Намечалась и встреча. То он просил меня приехать к нему — невозможно, ибо даже если бы мне швейцарцы дали визу, у меня не было с собой заграничного паспорта — то я звала (мне обещали одолжить денег) — и он совсем-было приехал (он — швейцарец и эта часть ему легка) — но вдруг, после операции, ухудшение легких — бессонница — кашель — уехал к себе auf die H*he [1970] (санатория в бернском Oberland’ е). Дальше — письма, что м<ожет> б<ыть> на зиму переедет в Leysin, и опять — зовы. Тогда я стала налаживать свою швейцарскую поездку этой осенью, уже из Парижа, — множество времени потратила и людей вовлекла — осенью оказалось невозможно, но вполне-возможно — в феврале (пушкинские торжества, вернее — поминание, а у меня — переводы). Словом, радостно пишу ему, что всё — сделано, что в феврале — встретимся — и ответ: Вы меня не так поняли — а впрочем и я сам то*чно не знал — словом (сейчас уже я говорю) в ноябре выписывается совсем, ибо легкие — что* осталось — залечены, и процесса — нет. Д<окто>р хочет, чтобы он жил зиму в Берне, с родителями, — и родители тоже, конечно, — он же сам решил — в Париж
— п<отому> ч<то> в Париже — Адамович — литература — и Монпарнас [1971] — и сидения до 3 ч<асов> ночи за 10-ой чашкой черного кофе —
— п<отому> ч<то> он все равно (после той любви) — мертвый.
(Если не удастся — так в Ниццу, но от этого дело не меняется.)
Вот на что* я истратила и даже растратила le plus clair de mon *t* [1972].

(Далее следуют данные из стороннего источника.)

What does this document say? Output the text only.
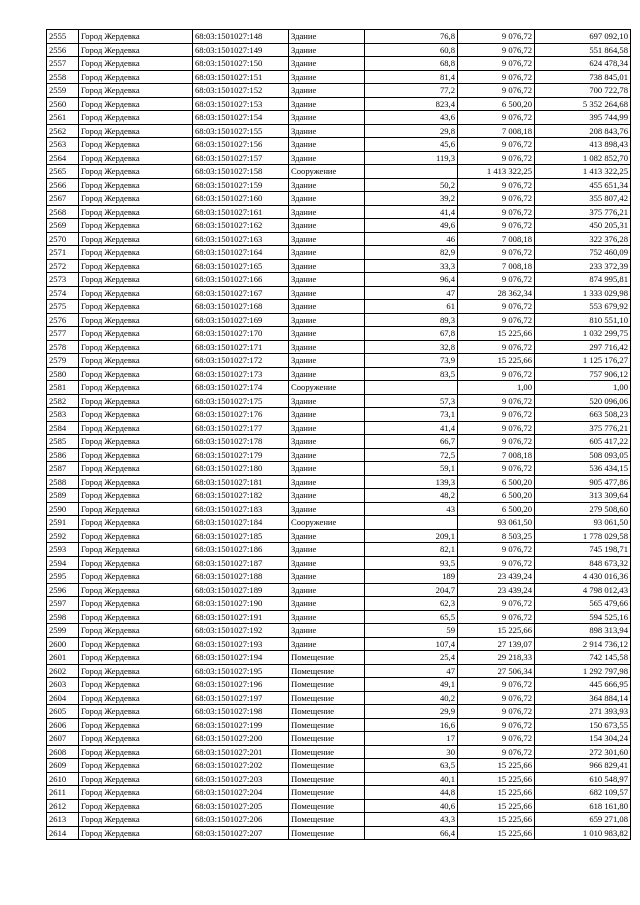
2555	Город Жердевка	68:03:1501027:148	Здание	76,8	9 076,72	697 092,10
2556	Город Жердевка	68:03:1501027:149	Здание	60,8	9 076,72	551 864,58
2557	Город Жердевка	68:03:1501027:150	Здание	68,8	9 076,72	624 478,34
2558	Город Жердевка	68:03:1501027:151	Здание	81,4	9 076,72	738 845,01
2559	Город Жердевка	68:03:1501027:152	Здание	77,2	9 076,72	700 722,78
2560	Город Жердевка	68:03:1501027:153	Здание	823,4	6 500,20	5 352 264,68
2561	Город Жердевка	68:03:1501027:154	Здание	43,6	9 076,72	395 744,99
2562	Город Жердевка	68:03:1501027:155	Здание	29,8	7 008,18	208 843,76
2563	Город Жердевка	68:03:1501027:156	Здание	45,6	9 076,72	413 898,43
2564	Город Жердевка	68:03:1501027:157	Здание	119,3	9 076,72	1 082 852,70
2565	Город Жердевка	68:03:1501027:158	Сооружение		1 413 322,25	1 413 322,25
2566	Город Жердевка	68:03:1501027:159	Здание	50,2	9 076,72	455 651,34
2567	Город Жердевка	68:03:1501027:160	Здание	39,2	9 076,72	355 807,42
2568	Город Жердевка	68:03:1501027:161	Здание	41,4	9 076,72	375 776,21
2569	Город Жердевка	68:03:1501027:162	Здание	49,6	9 076,72	450 205,31
2570	Город Жердевка	68:03:1501027:163	Здание	46	7 008,18	322 376,28
2571	Город Жердевка	68:03:1501027:164	Здание	82,9	9 076,72	752 460,09
2572	Город Жердевка	68:03:1501027:165	Здание	33,3	7 008,18	233 372,39
2573	Город Жердевка	68:03:1501027:166	Здание	96,4	9 076,72	874 995,81
2574	Город Жердевка	68:03:1501027:167	Здание	47	28 362,34	1 333 029,98
2575	Город Жердевка	68:03:1501027:168	Здание	61	9 076,72	553 679,92
2576	Город Жердевка	68:03:1501027:169	Здание	89,3	9 076,72	810 551,10
2577	Город Жердевка	68:03:1501027:170	Здание	67,8	15 225,66	1 032 299,75
2578	Город Жердевка	68:03:1501027:171	Здание	32,8	9 076,72	297 716,42
2579	Город Жердевка	68:03:1501027:172	Здание	73,9	15 225,66	1 125 176,27
2580	Город Жердевка	68:03:1501027:173	Здание	83,5	9 076,72	757 906,12
2581	Город Жердевка	68:03:1501027:174	Сооружение		1,00	1,00
2582	Город Жердевка	68:03:1501027:175	Здание	57,3	9 076,72	520 096,06
2583	Город Жердевка	68:03:1501027:176	Здание	73,1	9 076,72	663 508,23
2584	Город Жердевка	68:03:1501027:177	Здание	41,4	9 076,72	375 776,21
2585	Город Жердевка	68:03:1501027:178	Здание	66,7	9 076,72	605 417,22
2586	Город Жердевка	68:03:1501027:179	Здание	72,5	7 008,18	508 093,05
2587	Город Жердевка	68:03:1501027:180	Здание	59,1	9 076,72	536 434,15
2588	Город Жердевка	68:03:1501027:181	Здание	139,3	6 500,20	905 477,86
2589	Город Жердевка	68:03:1501027:182	Здание	48,2	6 500,20	313 309,64
2590	Город Жердевка	68:03:1501027:183	Здание	43	6 500,20	279 508,60
2591	Город Жердевка	68:03:1501027:184	Сооружение		93 061,50	93 061,50
2592	Город Жердевка	68:03:1501027:185	Здание	209,1	8 503,25	1 778 029,58
2593	Город Жердевка	68:03:1501027:186	Здание	82,1	9 076,72	745 198,71
2594	Город Жердевка	68:03:1501027:187	Здание	93,5	9 076,72	848 673,32
2595	Город Жердевка	68:03:1501027:188	Здание	189	23 439,24	4 430 016,36
2596	Город Жердевка	68:03:1501027:189	Здание	204,7	23 439,24	4 798 012,43
2597	Город Жердевка	68:03:1501027:190	Здание	62,3	9 076,72	565 479,66
2598	Город Жердевка	68:03:1501027:191	Здание	65,5	9 076,72	594 525,16
2599	Город Жердевка	68:03:1501027:192	Здание	59	15 225,66	898 313,94
2600	Город Жердевка	68:03:1501027:193	Здание	107,4	27 139,07	2 914 736,12
2601	Город Жердевка	68:03:1501027:194	Помещение	25,4	29 218,33	742 145,58
2602	Город Жердевка	68:03:1501027:195	Помещение	47	27 506,34	1 292 797,98
2603	Город Жердевка	68:03:1501027:196	Помещение	49,1	9 076,72	445 666,95
2604	Город Жердевка	68:03:1501027:197	Помещение	40,2	9 076,72	364 884,14
2605	Город Жердевка	68:03:1501027:198	Помещение	29,9	9 076,72	271 393,93
2606	Город Жердевка	68:03:1501027:199	Помещение	16,6	9 076,72	150 673,55
2607	Город Жердевка	68:03:1501027:200	Помещение	17	9 076,72	154 304,24
2608	Город Жердевка	68:03:1501027:201	Помещение	30	9 076,72	272 301,60
2609	Город Жердевка	68:03:1501027:202	Помещение	63,5	15 225,66	966 829,41
2610	Город Жердевка	68:03:1501027:203	Помещение	40,1	15 225,66	610 548,97
2611	Город Жердевка	68:03:1501027:204	Помещение	44,8	15 225,66	682 109,57
2612	Город Жердевка	68:03:1501027:205	Помещение	40,6	15 225,66	618 161,80
2613	Город Жердевка	68:03:1501027:206	Помещение	43,3	15 225,66	659 271,08
2614	Город Жердевка	68:03:1501027:207	Помещение	66,4	15 225,66	1 010 983,82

На это я ответила — правдой всего существа. Что нам не по дороге: что моя дорога — и ко мне дорога — уединенная. И все о Монпарнасе. И все о душевной немощи, с которой мне нечего делать. И благодарность за листочек с рильковской могилы. И благодарность за целое лето — заботы и мечты. И благодарность за правду.
Вы, в открытке, дорогая Анна Антоновна, спрашиваете: — М<ожет> б<ыть> большое счастье?
И, задумчиво отвечу: — Да. Мне поверилось, что я кому-то — как хлеб — нужна. А оказалось — не хлеб нужен, а пепельница с окурками: не я — а Адамович и К0.
— Горько. — Глупо. — Жалко.
Никому ни слова: ни о нашей дружбе, ни о его Париже — уезжает он, кажется, обманом — ибо навряд ли ему удастся убедить родителей и врачей, что единственное место, где он может дышать — первое по туберкулезу место Европы.
Есть у меня к нему несколько стихов. Вот — первое:
Лето прошло как сон.
Все утра уходили на: ежедневное письмо — ему, ежедневное письмо — домой. В перерыве переводила Пушкина. Много ходила. Мур был на полной воле и совершенно одичал — но не моей дикостью: одинокой, а — дикостью постоянного и невозбранного общения — здесь были дети и подростки — совсем вышел из берегов. Поскольку он легок, послушен и даже покладист — наедине, постольку труден (для меня!) — на*-людях. Он глубоко*-невоспитан, просто — диву даюсь — при моем постоянном нажиме — и примере. Об осно*вах человеческого общежития не имеет понятия. Знает только свои страсти и желания.